A bill to permanently end government shutdowns and protect federal employees from being sent home during spending fights is gaining momentum in Congress, with key leaders promising to support the reform. 

Sens. James Lankford, R-Okla., and Maggie Hassan, D-N.H., are renewing their push for the legislation after receiving a stamp of approval from Senate leadership and the White House. The bill is one of many lawmakers have advocated in order to end shutdowns for good since the 35-day partial appropriations lapse that ended earlier this year. Those measures have included automatically cutting lawmakers’ pay, or agency spending levels, as shutdowns drag on. One Democratic proposal would increase agency spending until the government reopens. 

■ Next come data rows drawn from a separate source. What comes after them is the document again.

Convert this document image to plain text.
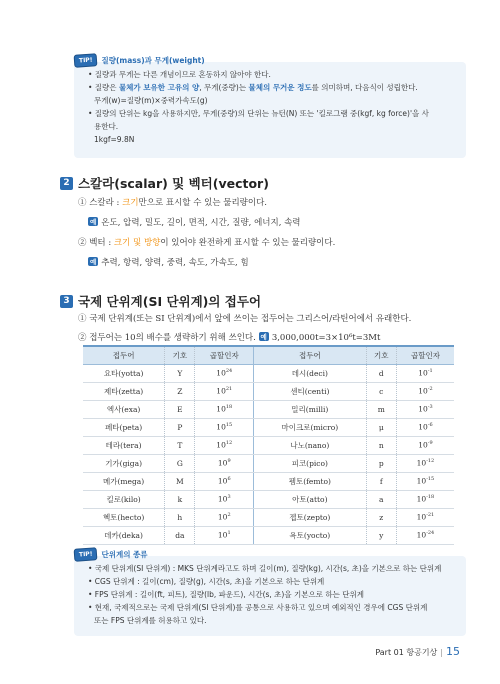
TIP!	질량(mass)과 무게(weight)
• 질량과 무게는 다른 개념이므로 혼동하지 않아야 한다.
• 질량은 물체가 보유한 고유의 양, 무게(중량)는 물체의 무거운 정도를 의미하며, 다음식이 성립한다.
무게(w)=질량(m)×중력가속도(g)
• 질량의 단위는 kg을 사용하지만, 무게(중량)의 단위는 뉴턴(N) 또는 '킬로그램 중(kgf, kg force)'을 사
용한다.
1kgf=9.8N
2 스칼라(scalar) 및 벡터(vector)
① 스칼라 : 크기만으로 표시할 수 있는 물리량이다.
예 온도, 압력, 밀도, 길이, 면적, 시간, 질량, 에너지, 속력
② 벡터 : 크기 및 방향이 있어야 완전하게 표시할 수 있는 물리량이다.
예 추력, 항력, 양력, 중력, 속도, 가속도, 힘
3 국제 단위계(SI 단위계)의 접두어
① 국제 단위계(또는 SI 단위계)에서 앞에 쓰이는 접두어는 그리스어/라틴어에서 유래한다.
② 접두어는 10의 배수를 생략하기 위해 쓰인다. 예 3,000,000t=3×10⁶t=3Mt
접두어	기호	곱할인자	접두어	기호	곱할인자
요타(yotta)	Y	$10^{24}$	데시(deci)	d	$10^{-1}$
제타(zetta)	Z	$10^{21}$	센티(centi)	c	$10^{-2}$
엑사(exa)	E	$10^{18}$	밀리(milli)	m	$10^{-3}$
페타(peta)	P	$10^{15}$	마이크로(micro)	μ	$10^{-6}$
테라(tera)	T	$10^{12}$	나노(nano)	n	$10^{-9}$
기가(giga)	G	$10^9$	피코(pico)	p	$10^{-12}$
메가(mega)	M	$10^6$	펨토(femto)	f	$10^{-15}$
킬로(kilo)	k	$10^3$	아토(atto)	a	$10^{-18}$
헥토(hecto)	h	$10^2$	젭토(zepto)	z	$10^{-21}$
데카(deka)	da	$10^1$	욕토(yocto)	y	$10^{-24}$
TIP!	단위계의 종류
• 국제 단위계(SI 단위계) : MKS 단위계라고도 하며 길이(m), 질량(kg), 시간(s, 초)을 기본으로 하는 단위계
• CGS 단위계 : 길이(cm), 질량(g), 시간(s, 초)을 기본으로 하는 단위계
• FPS 단위계 : 길이(ft, 피트), 질량(lb, 파운드), 시간(s, 초)을 기본으로 하는 단위계
• 현재, 국제적으로는 국제 단위계(SI 단위계)를 공통으로 사용하고 있으며 예외적인 경우에 CGS 단위계
또는 FPS 단위계를 허용하고 있다.
Part 01 항공기상 | 15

The Prevent Government Shutdowns Act (S. 589) would instead ban official travel for members of Congress, their staffers and Office of Management and Budget personnel until appropriations bills are signed into law. It would institute a stopgap continuing resolution to keep agencies funded at their existing levels until a spending agreement is reached. The bill would require a recorded quorum call each day the CR is in effect to motivate lawmakers to show up to the Capitol daily and would prevent non-appropriations bills from receiving a vote during appropriations stalemates, except for national security emergencies. 

The Lankford-Hassan legislation has received the most bipartisan support and was easily approved in the Senate Homeland Security and Governmental Affairs Committee last month.

“We’ve got to stop shutdowns,” Lankford said during a call with reporters on Wednesday. “There’s no benefit when a shutdown occurs.” He added the bill would ensure “federal workers, and everyone else, are held harmless” and would provide adequate motivation to pass actual appropriations because lawmakers and their staffs would be in the Capitol on “weekends, weekdays, we’re here till it’s done.” 

Members of Congress and their staffers “grimace” when Lankford discusses the bill with them, he said, because they realize the impact it would have on their lives. 

In an op-ed published in The Hill this week, the senators said the measure would “protect federal workers and the American people from wasteful shutdowns.” 

“While the federal government has always provided back pay for federal employees after a shutdown, it’s excruciating to not know whether or not you can pay your rent because Congress failed to do its job,” they wrote. 

In a crucial development for the bill’s sponsors, both Senate Majority Leader Mitch McConnell, R-Ky., and President Trump have added their support. Lankford said he spoke with Trump on Tuesday to pitch the legislation and the president said he was in favor of it. The White House did not respond to a request to confirm this account. 

The bill does not yet have a companion in the House, as Lankford and Hassan are still working out final language to win favor with enough senators. The bill must also receive approval from the Senate Appropriations Committee, where leaders have promised to bring it up for a vote but only after they pass spending bills for fiscal 2020. 

Hassan said the reform would move Congress away from constant brinkmanship and encourage a more responsible budgeting process. She explained there is a newfound urgency to address end shutdowns due to the record length of the most recent lapse. 

More people “know the real impact it has,” Hassan said. “The American public really engaged in this one.” 

Lankford added there was an “awakening” during the 35-day impasse that has carried over.